I have a Troy Built Pressure Washer Model 020208.
The threads on the manifold are stripped so I have ordered a new one.
While I wait on the shipment of the new manifold, I removed the old one and noticed that the check valves were covered with a white build up (lime or calcium?) I removed the valves and cleaned them with vinegar and they seem to be working properly. My question is, should I be doing any other maintainence while I have the manifold off? Should I use any type of lube or greese when reinserting the valves and manifold?
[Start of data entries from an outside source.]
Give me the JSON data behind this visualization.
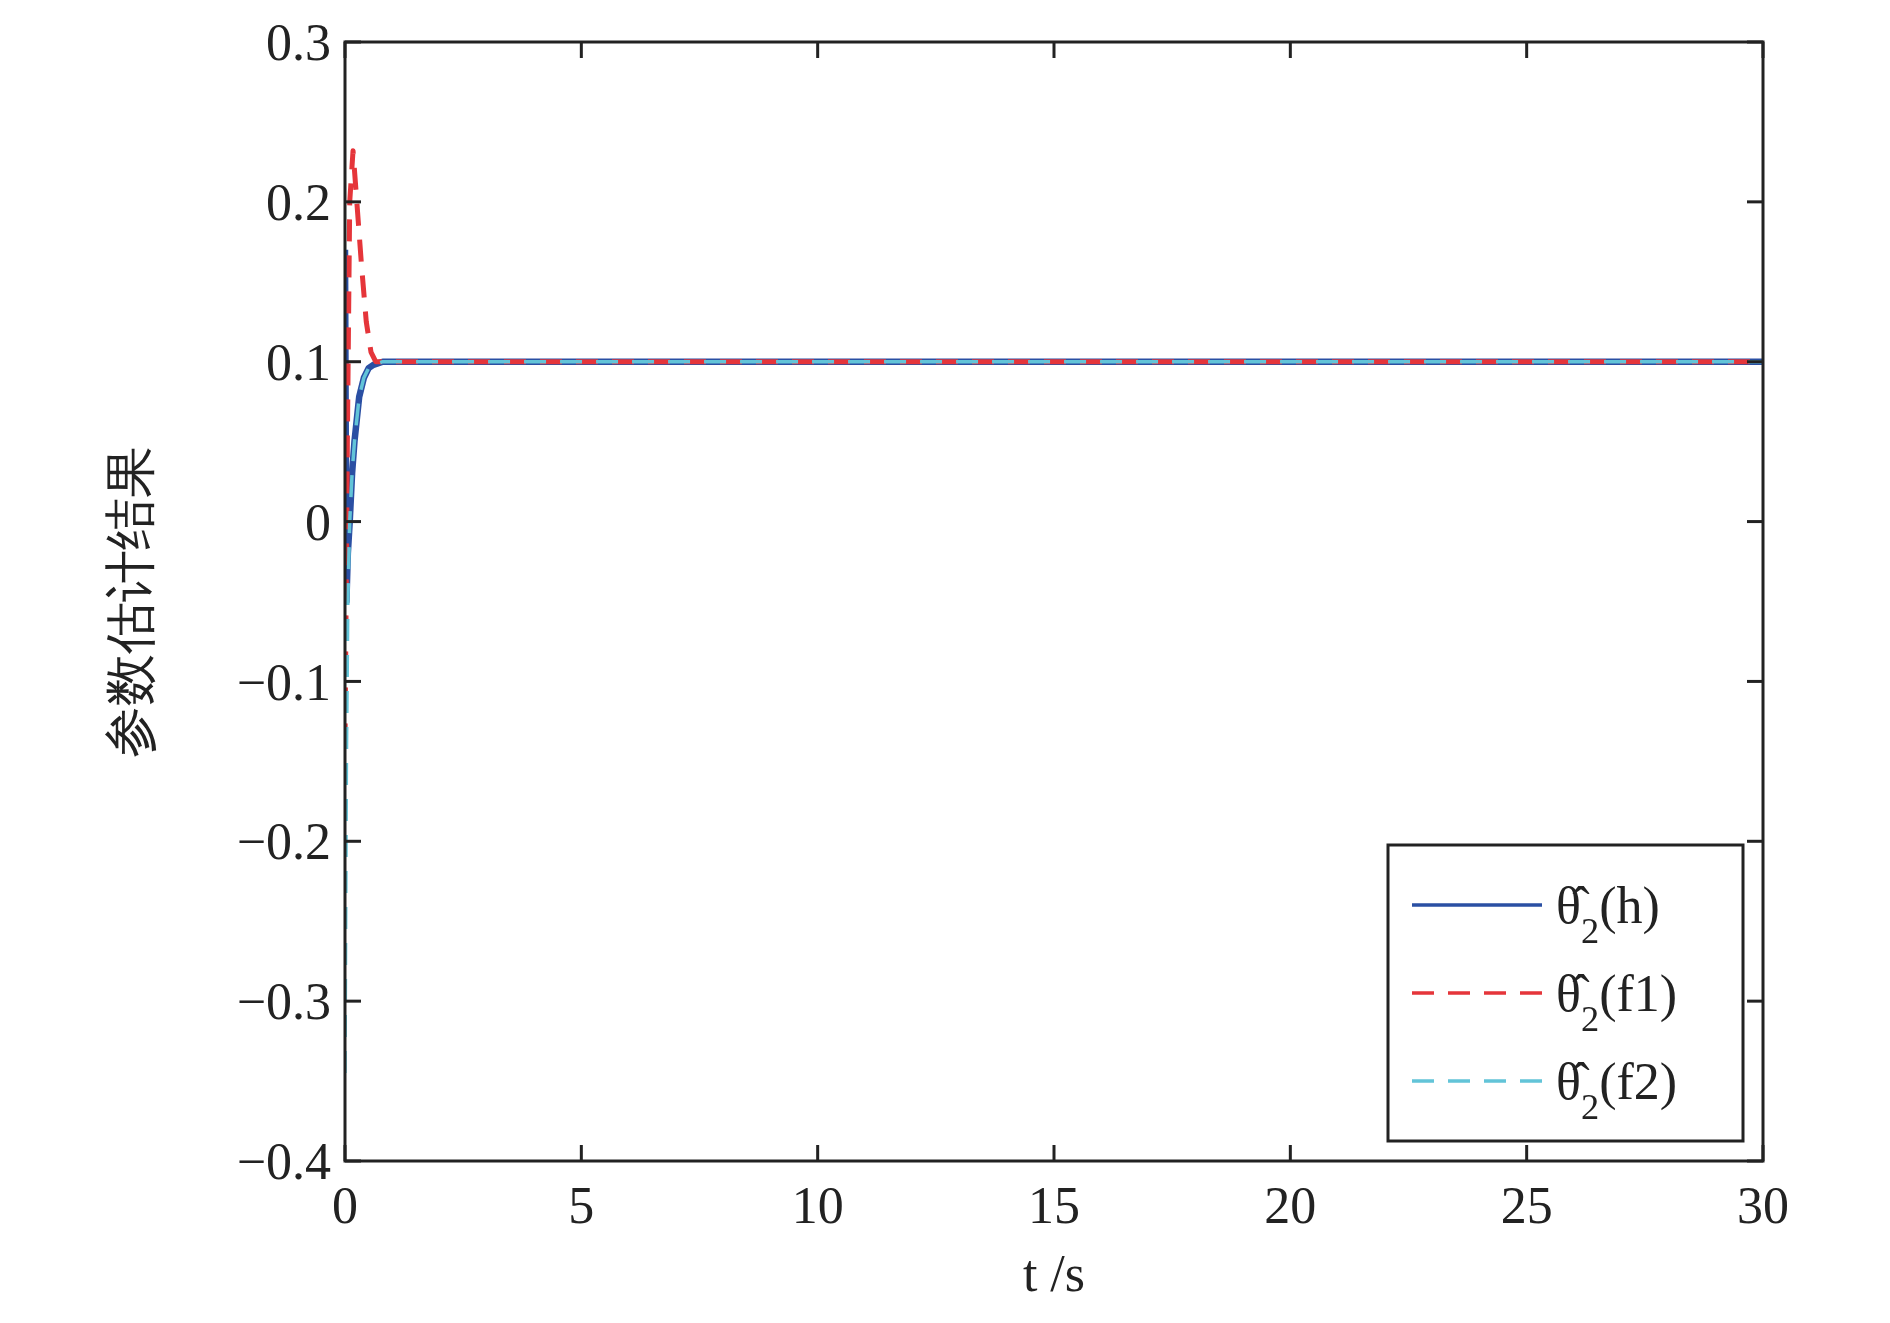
{
  "chart_data": {
    "type": "line",
    "xlabel": "t /s",
    "ylabel": "参数估计结果",
    "xlim": [
      0,
      30
    ],
    "ylim": [
      -0.4,
      0.3
    ],
    "xticks": [
      0,
      5,
      10,
      15,
      20,
      25,
      30
    ],
    "yticks": [
      -0.4,
      -0.3,
      -0.2,
      -0.1,
      0,
      0.1,
      0.2,
      0.3
    ],
    "grid": false,
    "legend": "bottom right",
    "series": [
      {
        "name": "θ̂$_{2}$(h)",
        "color": "#2a4fa3",
        "line_style": "solid",
        "x": [
          0,
          0.03,
          0.06,
          0.1,
          0.15,
          0.2,
          0.3,
          0.4,
          0.5,
          0.6,
          0.8,
          1,
          30
        ],
        "values": [
          0.17,
          -0.05,
          -0.02,
          0,
          0.03,
          0.05,
          0.078,
          0.09,
          0.096,
          0.098,
          0.1,
          0.1,
          0.1
        ]
      },
      {
        "name": "θ̂$_{2}$(f1)",
        "color": "#e5353a",
        "line_style": "dashed",
        "x": [
          0,
          0.05,
          0.1,
          0.17,
          0.25,
          0.35,
          0.45,
          0.55,
          0.65,
          1,
          30
        ],
        "values": [
          -0.14,
          0.05,
          0.2,
          0.232,
          0.2,
          0.16,
          0.125,
          0.106,
          0.1,
          0.1,
          0.1
        ]
      },
      {
        "name": "θ̂$_{2}$(f2)",
        "color": "#62c4d8",
        "line_style": "dashed",
        "x": [
          0,
          0.03,
          0.06,
          0.1,
          0.15,
          0.2,
          0.3,
          0.4,
          0.5,
          0.6,
          0.8,
          1,
          30
        ],
        "values": [
          -0.345,
          -0.15,
          -0.05,
          0,
          0.03,
          0.05,
          0.078,
          0.09,
          0.096,
          0.098,
          0.1,
          0.1,
          0.1
        ]
      }
    ]
  }
}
Im sure this is rutine stuff for you guys but I am clueless. 
Thanks for your help.


----------



## Thurman (Feb 9, 2009)

The check valves should be made of Stainless Steel and will need no lubrication. Be sure to put the check valves back in as they were removed, or your unit will not work. IF this is a gas powered unit, it would be a good time to change the oil, clean the air filter, change the spark plug, and generally clean the motor unit. You may want to change the oil in the pump unit as well, it wouldn't hurt it. Be sure to follow the manufacturer's instructions for oil in this unit. IF it is an electric unit, check the power cord and it's connection at the motor. Good Luck, David


----------



## DIY JIM (Oct 12, 2009)

Thanks Dave!


----------



## treborkanzarb (Oct 10, 2009)

*manifold*

You may not need to replace the manifold just the " Inlet pipe".
find parts list by Googleing "Trot Bilt parts replacement"


----------